Unos nacen y otros mueren, unos caen y otros se levantan y en Barcelona, ese puerto que compartía nombre con su equipo preferido de por acá, una nueva estrella ascendería junto con otro milenio y otra época: Lionel Messi, nacido en Rosario, la misma ciudad de Fito Páez. La posta traspasada reviviría en Diego ese inexplicable amor por la albiceleste que en la tierra equinoccial acaso pocos podrían entender.
En Río de Janeiro pudo haber sido la primera; el calor tropical donde le habría gustado cantar junto a la barra «Brasil, decime qué se siente... tener, en casa a tu papá» solo le regaló otro Maracanazo por televisión, tras una nueva victoria alemana.
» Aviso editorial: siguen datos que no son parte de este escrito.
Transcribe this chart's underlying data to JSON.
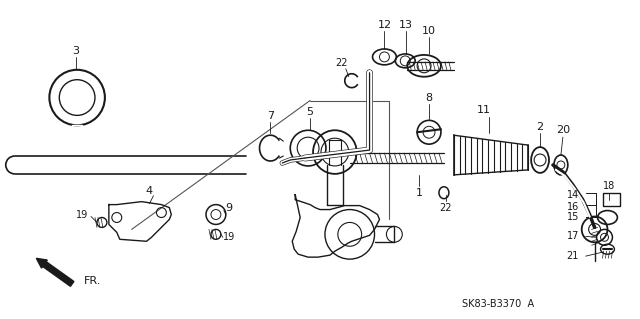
{
  "bg_color": "#ffffff",
  "line_color": "#1a1a1a",
  "diagram_code": "SK83-B3370  A",
  "fr_label": "FR.",
  "figsize": [
    6.4,
    3.19
  ],
  "dpi": 100
}
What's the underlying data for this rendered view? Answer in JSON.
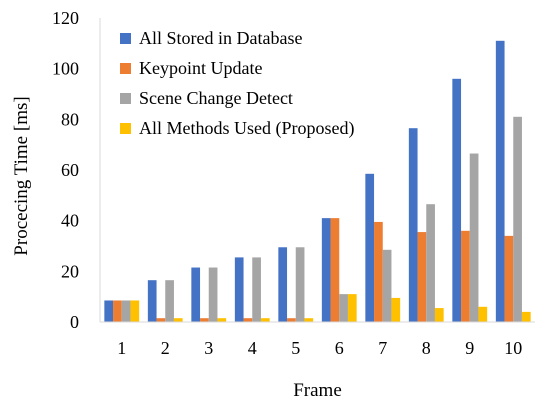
{
  "chart_data": {
    "type": "bar",
    "title": "",
    "xlabel": "Frame",
    "ylabel": "Procecing Time [ms]",
    "categories": [
      "1",
      "2",
      "3",
      "4",
      "5",
      "6",
      "7",
      "8",
      "9",
      "10"
    ],
    "series": [
      {
        "name": "All Stored in Database",
        "color": "#4472C4",
        "values": [
          8.5,
          16.5,
          21.5,
          25.5,
          29.5,
          41,
          58.5,
          76.5,
          96,
          111
        ]
      },
      {
        "name": "Keypoint Update",
        "color": "#ED7D31",
        "values": [
          8.5,
          1.5,
          1.5,
          1.5,
          1.5,
          41,
          39.5,
          35.5,
          36,
          34
        ]
      },
      {
        "name": "Scene Change Detect",
        "color": "#A5A5A5",
        "values": [
          8.5,
          16.5,
          21.5,
          25.5,
          29.5,
          11,
          28.5,
          46.5,
          66.5,
          81
        ]
      },
      {
        "name": "All Methods Used (Proposed)",
        "color": "#FFC000",
        "values": [
          8.5,
          1.5,
          1.5,
          1.5,
          1.5,
          11,
          9.5,
          5.5,
          6,
          4
        ]
      }
    ],
    "ylim": [
      0,
      120
    ],
    "yticks": [
      0,
      20,
      40,
      60,
      80,
      100,
      120
    ],
    "grid": false,
    "legend_position": "top-left"
  }
}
Rusia 2018, donde Francia finalmente reivindicó su derrota en Waterloo, tampoco sería para la tierra del dulce de leche. Catar 2022 sería por fin el pináculo. En Doha, cuando Lionel le dijo a alguien «Andá pa´shá, bobo», Diego volvería a ver esos ojos de hombre lobo que encontró de niño en Diego Armando Maradona. A catorce mil kilómetros de Quito, Diego sería uno de esos extravagantes aficionados que festejaría aquella victoria como propia, en la Plaza Argentina.
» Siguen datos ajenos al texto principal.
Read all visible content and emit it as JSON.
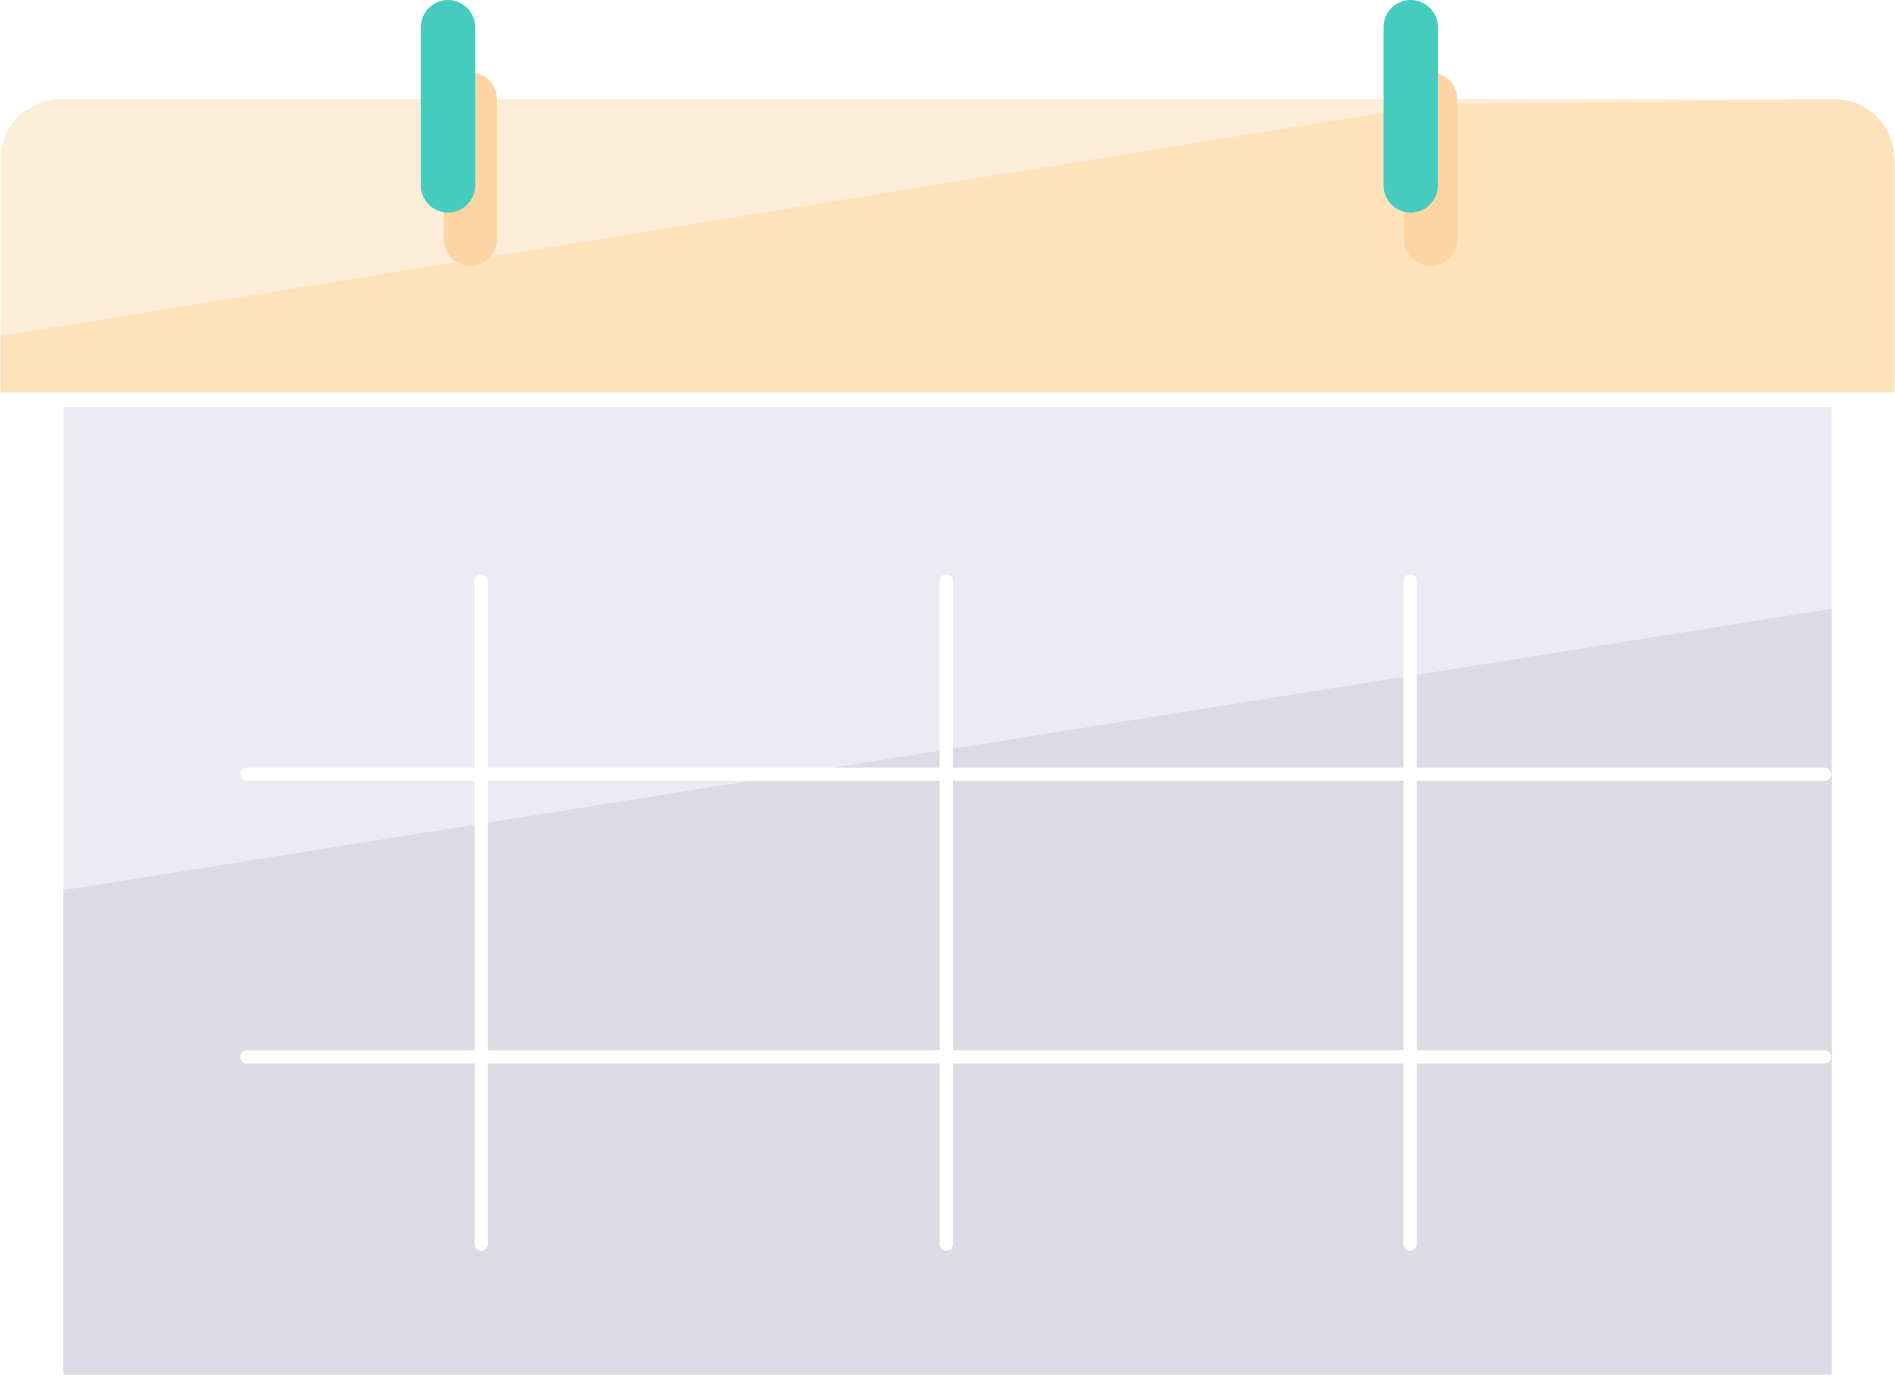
{
  "illustration": {
    "subject": "calendar",
    "colors": {
      "header_light": "#FDEDD9",
      "header_dark": "#FEE2BA",
      "ring_shadow": "#FDD5A4",
      "ring": "#46CCBF",
      "body_light": "#ECEBF1",
      "body_dark": "#DCDAE5",
      "grid_line": "#FFFFFF"
    }
  }
}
Pero Nueva Jersey no sería el cierre con broche de oro. Tras esa nueva victoria frente a Inglaterra, donde Argentina aprovechó para recordarle al mundo que las Malvinas eran parte de su cancha de local, la escaloneta se reventaría cual globo, luego de volar tan alto y tan cerca del sol. El día en que Messi anunció su retiro, Diego sintió, como un pez de agua dulce entre el gran mar de agua salada, que algo de la razón de ser de su vida se apagaba, y que difícilmente volvería estar vivo para mirar otro cometa Halley u otro relevo de postas, como aquel M y M de Sudáfrica, en 2010, cuando un barbudo Diego Maradona, ahora dirigiendo a Argentina como entrenador, le deseara a Messi la misma suerte que tuvo con la blaugrana.